10社の経営に関わった『「よそ者リーダー」の教科書』の
著者・吉野哲氏が「よそ者」こそ身につけたい
マネジメントや組織運営のコツについて伝授します。
今回は、「よそ者リーダー」とはどんな人たちのことか。
そして「よそ者リーダー」が身につけたい3つの心構えとマネジメントについて
お伝えします。
(構成/柳沢敬法、ダイヤモンド社・和田史子)
ある日突然、新天地で
リーダーを命じられるケースが急増
ある日突然、組織のトップになる。
リーダーを任される──。
ビジネスの世界ではこうした事態がしばしば起こります。
「○○会社から、事業再建のためのトップとして、
あなたにオファーが来ています」
「事業部長として、買収した関連会社への出向を命ずる」
「次の異動では、○○支社の支社長を引き受けてくれないか」
「息子が成長するまで、あなたに会社の経営を託したい」
その事情もさまざまで、慣れ親しんだ組織内での指名や昇格、
抜擢もあれば、中には、
・転職やヘッドハンティングなどで、他の会社へ招聘
・子会社・関連会社への出向や転籍
・支社・支店への転勤
といった、すでに人間関係や風土、文化ができ上がっている
“アウェー”のコミュニティ(会社組織)に送り込まれ、
そこで「外から来た“よそ者”」の立場で、
いきなりリーダーを任されるケースも少なくありません。
事業の再編やM&Aも増える今、
こうした形でのリーダー就任が増えています。
また、出向や転勤だけでなく、
「人事異動で専門外のセクション長になった」
「社内の新規事業プロジェクトを取りまとめることになった」
「新規店舗のリーダーとして、アルバイトさんやパートさんを束ねることに」
「男性比率が圧倒的に高い職場に女性リーダーとして着任した」
といった、同じ組織内であっても
“よそ者”感を覚えるケースも増えています。
リーダーに指名される。社長を任される。
それ自体はビジネスパーソンにとって非常に魅力的な出来事でしょう。
特にベンチャー志向の強い人や、また自分の経営手腕への絶対的な自信を持つ人、真のカリスマ的リーダーや自称カリスマリーダーにとっては、絶好のチャンスと考え、ふたつ返事で引き受けることもあるでしょう。
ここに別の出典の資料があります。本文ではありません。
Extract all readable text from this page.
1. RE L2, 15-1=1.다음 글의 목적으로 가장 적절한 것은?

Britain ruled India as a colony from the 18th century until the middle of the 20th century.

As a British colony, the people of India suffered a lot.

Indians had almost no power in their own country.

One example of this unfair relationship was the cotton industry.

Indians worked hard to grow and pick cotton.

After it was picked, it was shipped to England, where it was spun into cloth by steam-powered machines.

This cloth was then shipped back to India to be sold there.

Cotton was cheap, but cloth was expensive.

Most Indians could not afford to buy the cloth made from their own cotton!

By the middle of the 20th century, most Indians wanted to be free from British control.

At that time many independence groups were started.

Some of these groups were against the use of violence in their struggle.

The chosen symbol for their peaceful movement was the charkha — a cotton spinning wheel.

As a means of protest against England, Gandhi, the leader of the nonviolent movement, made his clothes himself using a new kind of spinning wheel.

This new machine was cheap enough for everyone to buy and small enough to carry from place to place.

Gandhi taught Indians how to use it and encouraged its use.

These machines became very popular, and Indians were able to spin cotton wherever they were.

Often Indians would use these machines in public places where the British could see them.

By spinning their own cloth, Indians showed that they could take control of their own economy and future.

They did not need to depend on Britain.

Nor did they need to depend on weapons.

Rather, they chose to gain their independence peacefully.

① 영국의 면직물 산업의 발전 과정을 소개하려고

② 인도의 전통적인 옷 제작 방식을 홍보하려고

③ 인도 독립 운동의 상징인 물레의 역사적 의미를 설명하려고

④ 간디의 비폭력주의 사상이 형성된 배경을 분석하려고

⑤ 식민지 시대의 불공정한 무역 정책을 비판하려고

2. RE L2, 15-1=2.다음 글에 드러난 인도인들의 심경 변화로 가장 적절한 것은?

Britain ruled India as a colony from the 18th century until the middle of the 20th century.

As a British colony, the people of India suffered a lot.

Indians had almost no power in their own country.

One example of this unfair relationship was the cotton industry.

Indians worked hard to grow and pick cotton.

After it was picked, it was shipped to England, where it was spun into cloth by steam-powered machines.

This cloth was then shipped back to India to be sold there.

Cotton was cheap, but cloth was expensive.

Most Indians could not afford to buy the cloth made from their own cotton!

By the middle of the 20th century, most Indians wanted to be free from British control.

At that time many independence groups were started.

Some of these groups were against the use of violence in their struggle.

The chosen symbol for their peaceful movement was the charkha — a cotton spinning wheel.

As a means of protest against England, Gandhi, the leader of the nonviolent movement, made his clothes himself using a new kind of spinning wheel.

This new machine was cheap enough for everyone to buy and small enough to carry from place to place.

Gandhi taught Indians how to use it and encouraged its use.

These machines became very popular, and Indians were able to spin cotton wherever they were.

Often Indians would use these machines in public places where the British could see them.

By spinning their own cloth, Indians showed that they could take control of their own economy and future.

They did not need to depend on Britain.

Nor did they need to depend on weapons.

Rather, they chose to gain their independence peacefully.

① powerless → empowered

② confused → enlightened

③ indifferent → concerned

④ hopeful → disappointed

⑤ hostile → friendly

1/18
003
しかし、すべてのビジネスパーソンがそうかと問われたら、どうでしょうか。
誰もがみな、起業を目指しているわけでも、リーダーとして天賦の才を与えられているわけでも、MBAを取得し経営者になることを望んでいるわけでもありません。
むしろ圧倒的多数は、カリスマ性やMBAとは無縁の、「普通の人」なのです。
そのような“凡人ビジネスパーソン”にとって、「社長をやってくれ」「リーダーとして組織をまとめてくれ」という突然のミッションは、実は期待や喜び以上に不安や戸惑い、プレッシャーに直面させられる、ある意味「緊急事態」です。